Aug 5, 07:02 PM

Google Kaggle Chess Arena Sets Grok-Gemini Semifinal After Claude Exit

Google on Monday launched the Kaggle Game Arena, an open benchmarking platform that begins with a three-day chess tournament intended to measure the reasoning ability of frontier language models. The exhibition runs 5–7 August and is streamed live on Kaggle, with commentary from chess grandmaster Hikaru Nakamura and daily recaps by popular streamers. Eight models are taking part: OpenAI’s o3 and o4-mini, Google’s Gemini 2.5 Pro and Gemini 2.5 Flash, Anthropic’s Claude Opus 4, xAI’s Grok 4, Moonshot AI’s Kimi K2 Instruct and DeepSeek-R1. Matches follow a single-elimination, best-of-four format. Models receive only a text description of the board, may not call external chess engines, and forfeit after three illegal moves or if any single move exceeds 60 minutes. Opening-round play saw Grok 4 and both OpenAI entrants progress, while Gemini 2.5 Pro eliminated Claude Opus 4 in a 4-0 sweep. A public leaderboard, updated with additional behind-the-scenes games scored by a Bayesian skill-rating system, currently places Grok 4 at the top.
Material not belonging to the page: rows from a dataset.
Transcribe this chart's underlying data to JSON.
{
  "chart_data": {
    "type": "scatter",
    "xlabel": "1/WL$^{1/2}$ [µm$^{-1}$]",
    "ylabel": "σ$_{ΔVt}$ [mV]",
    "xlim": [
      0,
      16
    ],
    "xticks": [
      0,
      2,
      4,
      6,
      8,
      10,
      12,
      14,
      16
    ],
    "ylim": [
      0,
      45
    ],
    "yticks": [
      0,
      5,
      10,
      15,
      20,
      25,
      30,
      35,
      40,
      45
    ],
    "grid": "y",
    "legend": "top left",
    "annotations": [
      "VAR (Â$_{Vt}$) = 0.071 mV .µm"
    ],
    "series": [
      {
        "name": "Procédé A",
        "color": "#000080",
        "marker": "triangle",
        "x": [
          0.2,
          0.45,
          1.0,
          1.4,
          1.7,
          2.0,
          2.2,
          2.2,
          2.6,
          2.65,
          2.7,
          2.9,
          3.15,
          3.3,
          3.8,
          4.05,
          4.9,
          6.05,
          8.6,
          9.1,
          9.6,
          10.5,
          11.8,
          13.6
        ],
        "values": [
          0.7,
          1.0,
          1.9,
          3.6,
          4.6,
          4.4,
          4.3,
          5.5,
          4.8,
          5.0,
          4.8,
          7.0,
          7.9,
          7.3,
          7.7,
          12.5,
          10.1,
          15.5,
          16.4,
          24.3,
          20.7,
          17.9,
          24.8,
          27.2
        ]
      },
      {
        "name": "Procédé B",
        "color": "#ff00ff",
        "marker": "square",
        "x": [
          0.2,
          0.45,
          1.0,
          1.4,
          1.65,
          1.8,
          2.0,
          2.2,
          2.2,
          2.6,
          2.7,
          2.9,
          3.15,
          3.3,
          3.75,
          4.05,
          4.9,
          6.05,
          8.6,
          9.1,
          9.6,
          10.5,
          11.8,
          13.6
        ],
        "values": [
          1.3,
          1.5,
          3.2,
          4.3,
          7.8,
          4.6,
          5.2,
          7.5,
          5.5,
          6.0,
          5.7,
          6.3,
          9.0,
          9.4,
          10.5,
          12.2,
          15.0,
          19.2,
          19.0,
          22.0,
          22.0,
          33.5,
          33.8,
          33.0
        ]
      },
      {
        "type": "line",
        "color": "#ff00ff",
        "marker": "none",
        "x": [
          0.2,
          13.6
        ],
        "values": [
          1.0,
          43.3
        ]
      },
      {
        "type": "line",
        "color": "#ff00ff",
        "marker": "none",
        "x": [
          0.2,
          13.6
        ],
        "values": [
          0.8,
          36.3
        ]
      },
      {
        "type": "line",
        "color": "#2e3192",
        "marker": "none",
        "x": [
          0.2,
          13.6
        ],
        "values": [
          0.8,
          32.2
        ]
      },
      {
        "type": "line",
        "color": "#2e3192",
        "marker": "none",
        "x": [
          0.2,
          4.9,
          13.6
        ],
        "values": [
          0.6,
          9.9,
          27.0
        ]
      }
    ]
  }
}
The semifinal on 6 August will pair Grok 4 against Gemini 2.5 Pro; the winner advances to Wednesday’s final. Google says chess offers a transparent, adversarial setting to test strategic planning, memory and adaptation, and it plans to expand the Game Arena to other games such as Go and Werewolf. The company expects the rolling leaderboard to become a long-term reference for evaluating real-time decision-making in large language models.